One of the Bali bombers responsible for the deaths of more than 200 people in 2002 is trying to help Indonesia’s police catch terrorists.
Ali Imron drove the van that blew Bali’s Sari Club apart in 2002 but he has always been the repentant bomber and since 2004 he has assisted Indonesia’s police with their hunt for terrorists.
Now, allowed out of prison for an exclusive interview with ABC Radio National’s Background Briefing program, Imron said he is making tapes to spread his anti-terrorism message.
Letting him speak out is just one part of Indonesia’s ground-breaking and controversial counter-terrorism strategy.
The flying pigs of Indonesia
Inspired by an extreme understanding of his faith, Imron played a critical role in the first Bali bombings that ripped apart the Sari Club and Paddy’s Bar on October 12, 2002, killing 88 Australians.

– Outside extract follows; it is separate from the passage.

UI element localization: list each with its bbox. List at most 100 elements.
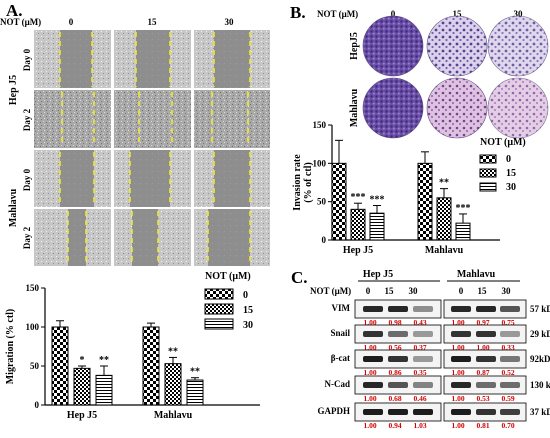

“After we assembled the Sari Club bomb and loaded it onto the van, I installed the detonator as well as the detonators for the vest bomb and the for the US consulate bomb,” he explained through an interpreter.
“I then taught the two suicide bombers how to trigger the explosions.
“I was the one who delivered the US consulate bomb to its destination and I ended up driving the van to the Sari club after discovering the suicide bombers couldn’t drive, handing over the vehicle at the last moment.”
Unlike his brothers, Imron escaped the death penalty because he showed remorse for his actions.
“I will continue to ask for forgiveness from the victims and their families, from anyone affected by violence in which I was involved,” he said.
“I will never stop asking for forgiveness.”
Out of jail
It would be inconceivable in Australia, but Indonesia has let Imron out of jail to tell his story to Background Briefing.
Indonesian police say he is now a potent force for counter-terrorism, and they want Australia to know how Imron is working to stop further violence.
In a Jakarta hotel room, flanked by a prison guard, Imron was calm and quietly focused as he explained his new form of jihad.
“I help police because I know what the terrorists think,” he said.
“I know how they will try to get their weapons and explosives. I know what kind of place they will target for what kind of action and I know how they would carry that out.
“I know how to hide from the police on the run, how the terrorists recruit new members and who is most vulnerable to the radical message.
“I am giving all this information to police so I can stop violence and terrorism.”
JI’s secrets revealed
It might be cold comfort for his victims and their families, but now Imron is revealing trade secrets of terror group Jemaah Islamiah.
Further, he claims to have considerable influence outside prison.
He says students at his family’s Islamic boarding school would become suicide bombers if he asked them to. Instead, Imron sends them the opposite message.
“Since I was jailed in Bali, I’ve been writing a book and other materials about my ideas,” he said.
“Also every time my family or friends visit me, or I send a message to others outside prison, I always say it was a mistake to carry out the bombings. It was the wrong kind of jihad.”
Part of Imron’s new type of jihad, or spiritual struggle in God’s name, is sending cassettes to his family’s east Java school. But he has some competition: his unrepentant brother and fellow bomber, Ali Ghufron, who is known as Mukhlas.
Mukhlas is on death row and is also hard at work making cassettes for the al-Islam school, but urging the students to become terrorists.
Imron says it is a battle for influence.
“Mukhlas and I both send letters and cassettes to al-Islam,” he said.
“It’s a tough thing to deal with personally and tough for the teachers there because I ask the students to follow my example while Mukhlas calls them to carry out violent jihad.
“We will have to wait and see who wins this battle for influence.”
Imron says he has had some success in dissuading people from violent forms of jihad.
“Yes, there are success stories, thank God,” he said.
“None of my students or former students are involved in terrorism and none of my close friends are involved. But there’s more to do and I’ll keep working to stop terrorism.”